Results and analysis
The correlation coefficients between the features of the Multi-Resolution Index of Valley Bottom Flatness (MRVBF) and clay (0.2) and between RS variable Band 7 (B7) and clay (-0.26) indicate relatively strong relationships compared to other parameters. Conversely, the associations between clay and RI, as well as clay and aspect, were weak. For sand, the correlation coefficients of -0.18 with the environmental variable land surface temperature (LST) and 0.12 with the RS variable Band 5 (B5) show stronger associations compared to other parameters.
MRVBF and Coloration Index (CI) exhibited the weakest correlations with sand. The correlation coefficient of silt and elevation is strongly positive, and the correlation of silt with the Normalized Difference Vegetation Index (NDVI) is relatively strongly negative. However, the associations between silt and B5 and silt and the environmental variable Redness Index (RI) were weak.
The feature importance analysis conducted using the RF algorithm revealed that B7, CI, and Topographic Wetness Index (TWI) had higher associations with silt content. For sand, LST, B5, and elevation exhibited relatively higher importance, while MRVBF, B7, and TWI were significant factors influencing clay content. The impact of parameters on clay and sand was mainly influenced by RS, topography, and climatic parameters, with RS parameters having a more significant impact. However, climatic parameters had no role in determining silt content. Among climatic parameters, rainfall, and RS parameters, NDVI and B7 significantly impacted soil texture. Among topographic parameters, TWI, MRVBF, and Multi-Resolution Ridgetop Flatness Index (MRRTF) were the most influential.
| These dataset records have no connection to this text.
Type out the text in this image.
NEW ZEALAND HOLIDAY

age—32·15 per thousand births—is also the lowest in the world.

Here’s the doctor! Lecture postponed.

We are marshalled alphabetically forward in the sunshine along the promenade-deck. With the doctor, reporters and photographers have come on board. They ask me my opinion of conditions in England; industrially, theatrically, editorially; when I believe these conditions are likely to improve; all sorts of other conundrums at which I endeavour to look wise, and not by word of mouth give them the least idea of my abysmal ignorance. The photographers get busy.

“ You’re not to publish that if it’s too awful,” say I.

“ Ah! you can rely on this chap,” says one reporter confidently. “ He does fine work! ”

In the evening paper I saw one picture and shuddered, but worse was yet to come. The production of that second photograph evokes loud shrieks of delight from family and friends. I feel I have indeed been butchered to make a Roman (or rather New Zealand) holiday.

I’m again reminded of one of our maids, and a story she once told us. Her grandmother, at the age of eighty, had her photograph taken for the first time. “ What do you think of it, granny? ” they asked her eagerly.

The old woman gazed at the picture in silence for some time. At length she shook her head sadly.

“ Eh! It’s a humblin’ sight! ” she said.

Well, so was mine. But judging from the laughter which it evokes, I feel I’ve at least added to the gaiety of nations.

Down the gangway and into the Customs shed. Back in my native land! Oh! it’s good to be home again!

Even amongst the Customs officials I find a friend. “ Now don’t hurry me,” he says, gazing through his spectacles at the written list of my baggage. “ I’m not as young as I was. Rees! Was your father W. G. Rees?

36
The outcomes showed that the CNN-RF model performed better in both the training and testing stages than the other models for all soil texture parameters. According to the mean-square error (MSE) evaluation metric, the CNN model was more accurate than the RF method, with sand, silt, and clay qualities showing the highest accuracy. The prediction error plots and Taylor diagrams confirmed the superior accuracy of the CNN-RF model.
Finally, prediction maps for soil texture properties were generated for the entire study area, showing that the CNN-RF model provided predictions closer to the actual values compared to the stand-alone models. The RF and CNN models exhibited more similarities in their prediction maps. External validation using soil samples not used during training further validated the accuracy of the models, with the CNN-RF model consistently performing the best.
Conclusion
In summary, the study compared CNN, RF, and CNN-RF algorithms for soil texture prediction using satellite images. RF identified MRVBF, LST, and B7 as crucial for clay, sand, and silt. Remote sensing variables, especially NDVI, B7, SI, B5, CI, RI, and CLI, had the most influence. The hybrid CNN-RF model showed the highest accuracy. Prediction maps benefit agriculture, erosion monitoring, and irrigation. Future research could explore meta-heuristic algorithms, gray-level cooccurrence matrix variables, and additional machine-learning models for improved accuracy.